A quarantacinque anni dalla sua uscita, torna sugli schermi l’esilarante “Animal House”

di Roberto Zadik
Ritorna nelle sale italiane, da giovedì 8 giugno, un  classico della comicità demenziale: “Animal house”. Il rapporto di John Belushi col mondo ebraico americano e il regista del film John Landis.
In soli sette anni di carriera e trentatre di vita, l’attore e cantante John Belushi è diventato una leggenda; sicuramente, una tappa fondamentale del suo successo è stato il suo sodalizio con il talentuoso regista ebreo, di origini russe, John Landis, estremamente a suo agio sia nella commedia sia nel genere horror. Proprio con lui ha esordito come straripante attore capocomico, nel 1978, ormai quasi mezzo secolo fa, con Animal House che, dal prossimo 8 giugno, ritornerà sugli schermi italiani, in versione originale sottotitolata, distribuito da Academy Two.
Il film, girato in sole tre settimane, ha consacrato Belushi, reduce da cinque anni di sketch tv all’interno del mitico programma Saturday Night Live, come attore e intrattenitore di fama internazionale; la conferma della sua bravura si è  avuta, nemmeno due anni dopo, da un altro capolavoro dello humor demenziale, sempre in coppia con Landis, Blues Brothers, uscito nel 1980 e passato alla storia per la nuova veste di Belushi come cantante, che, assieme allo smilzo attore canadese Dan Aykroyd, diventò  leader della band dei Blues Brothers.
Landis e Belushi hanno formato un’accoppiata esplosiva perché il regista, famoso anche per aver diretto, nel 1983, uno dei più bei video di Michael Jackson, Thriller, sapeva contenere il temperamento autodistruttivo di Belushi e canalizzarne la straripante verve comica come pochi altri sono stati capaci di fare.
Ma di cosa parla questa pellicola rappresentante, a tutti gli effetti, dell’umorismo ebraico demenziale americano? Caratterizzata, come molti film di Mel Brooks e dei Fratelli Zucker, quelli de L’aereo più pazzo del mondo, da una serie di gag e da una comicità fracassona e senza troppe pretese è stata prodotta da Ivan Reitman, regista ebreo di origini slovacche e futuro autore del campione d’incassi Ghostbusters in cui, poco prima della sua morte, proprio Belushi è stato ingaggiato fra gli attori.

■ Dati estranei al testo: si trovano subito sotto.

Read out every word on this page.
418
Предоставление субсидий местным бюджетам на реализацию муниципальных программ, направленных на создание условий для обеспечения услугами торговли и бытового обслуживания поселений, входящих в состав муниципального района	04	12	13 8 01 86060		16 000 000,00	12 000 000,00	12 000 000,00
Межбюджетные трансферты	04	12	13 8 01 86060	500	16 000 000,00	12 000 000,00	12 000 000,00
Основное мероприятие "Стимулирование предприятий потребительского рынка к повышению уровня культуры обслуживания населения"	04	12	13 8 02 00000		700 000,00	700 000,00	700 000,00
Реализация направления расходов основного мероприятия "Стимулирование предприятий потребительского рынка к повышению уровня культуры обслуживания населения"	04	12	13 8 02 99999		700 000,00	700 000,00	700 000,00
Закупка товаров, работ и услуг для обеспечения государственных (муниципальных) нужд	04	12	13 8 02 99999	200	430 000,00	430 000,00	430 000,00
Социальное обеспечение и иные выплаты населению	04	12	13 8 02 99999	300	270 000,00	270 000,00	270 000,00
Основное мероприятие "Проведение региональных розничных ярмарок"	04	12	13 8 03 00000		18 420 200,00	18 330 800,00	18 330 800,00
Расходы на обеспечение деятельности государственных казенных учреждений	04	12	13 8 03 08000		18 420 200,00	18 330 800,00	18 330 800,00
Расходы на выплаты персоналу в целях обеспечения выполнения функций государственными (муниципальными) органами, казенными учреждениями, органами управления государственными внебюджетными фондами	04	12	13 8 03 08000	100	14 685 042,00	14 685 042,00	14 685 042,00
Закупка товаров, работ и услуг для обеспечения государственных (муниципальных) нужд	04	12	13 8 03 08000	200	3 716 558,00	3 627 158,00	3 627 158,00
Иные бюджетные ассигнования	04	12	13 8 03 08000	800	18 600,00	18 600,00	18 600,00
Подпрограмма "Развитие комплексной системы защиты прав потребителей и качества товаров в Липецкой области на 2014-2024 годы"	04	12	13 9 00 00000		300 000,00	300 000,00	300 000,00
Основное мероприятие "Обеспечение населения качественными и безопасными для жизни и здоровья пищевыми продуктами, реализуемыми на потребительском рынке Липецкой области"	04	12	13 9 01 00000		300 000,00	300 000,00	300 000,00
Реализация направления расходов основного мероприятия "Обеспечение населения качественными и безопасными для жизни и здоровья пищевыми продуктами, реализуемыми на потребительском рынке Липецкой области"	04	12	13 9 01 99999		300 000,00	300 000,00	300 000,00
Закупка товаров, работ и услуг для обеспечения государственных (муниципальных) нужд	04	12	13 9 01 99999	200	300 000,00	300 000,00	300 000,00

La pellicola racconta delle scorribande dello stralunato studente universitario John Blutarsky, nome decisamente ashkenazita, detto Bluto, carismatico leader della godereccia confraternita dei Delta, in accesa rivalità con i colleghi “perfettini” e “secchioni” della Omega. Motivato a creare scompiglio nel campus universitario, lo scatenato Bluto, nato dalla sceneggiatura impeccabile di un altro ebreo americano, futuro Ghostbuster, come Harold Ramis, si è rivelato un perfetto alter ego dell’esuberante Belushi che, secondo le biografie, già da ragazzo mostrava un carattere complesso, insicuro e ribelle come il protagonista della pellicola.
Scene memorabili, come il “toga party” o come lo “sputacibo”, gag spiazzanti come quando Bluto, mentre scende le scale, spacca la chitarra di uno stonato cantante, hanno assicurato il colossale successo di questo film che, come ha sottolineato il sito Coming Soon in un articolo firmato da Daniela Catelli, è  stato realizzato con un budget assai scarso riuscendo a guadagnare enormemente di più.
Belushi, pur non essendo ebreo, nato da una modesta famiglia albanese e in lotta col padre che lo voleva nel suo ristorante, ha avuto un rapporto molto stretto con il mondo ebraico americano; uno dei suoi film più famosi è  stato 1941 Allarme a Hollywood, diretto da Spielberg. Il prossimo 3 agosto, il grande Landis compirà 73 anni e, sposato con la costumista Deborah Nadoolman e padre di due figli, è stato definito dal sito dell’enciclopedia Treccani come “uno dei registi più intelligenti e innovativi” del cinema americano; sicuramente, fra gli anni ’70 e gli anni ’80, egli raggiunse un’enorme popolarità con le commedie Animal House e Blues Brothers e l’horror Un lupo mannaro americano a Londra in una carriera, iniziata nel 1973, cinquant’anni fa con la commedia horror Schlock.